Design review workflows happen through portals. Clients view mood boards, material samples, and furniture selections. They provide feedback directly in the portal, which attaches to the project timeline. Approval gates ensure clients sign off before phases proceed.
Document access keeps everything organized. Space plans, material specifications, purchase orders, and invoices all stored in one place. Clients download documents when needed without requesting copies through email. The organization reduces back-and-forth communication.
How to migrate to Plutio
Migration typically takes 3-5 hours of active work spread over a weekend. The best time to switch is between projects rather than mid-delivery.

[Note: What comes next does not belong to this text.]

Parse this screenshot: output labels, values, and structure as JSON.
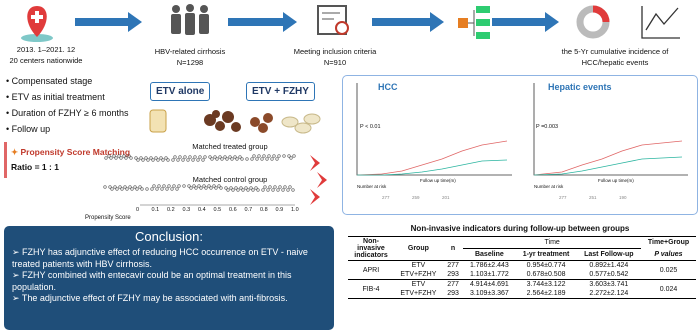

Step 1: Export from your current tools
Most tools provide CSV export. Export your client list, active project details, and any template content you want to recreate in Plutio.
Step 2: Build templates in Plutio (2-3 hours)
Don't try to replicate your old system exactly. Use this as an opportunity to build cleaner workflows. Focus on your 3 most common project types.
Step 3: Set up integrations (30 mins)
Connect payment processing (Stripe/PayPal), calendar sync (Google/Outlook), and accounting (QuickBooks/Xero). Test each one before going live.
Step 4: Import client data (30 mins)
Upload your client CSV. Map fields to Plutio's structure. Run a small test batch first to verify everything looks right.
Step 5: Run parallel for new work
Use Plutio for all new clients and projects immediately. Keep your old system running for in-progress work only. Don't try to migrate active projects mid-stream.
Step 6: Phase out the old tool
Once all in-progress work completes in the old system, cancel that subscription. Keep your exports as archives.
Common migration pitfalls
- Trying to migrate everything: Focus on active clients and forward-looking workflows.
- Switching mid-project: Finish in-progress work on the old system.
- Not testing integrations: Verify payment processing works before relying on it.
Migration pays back in time saved on every future client interaction.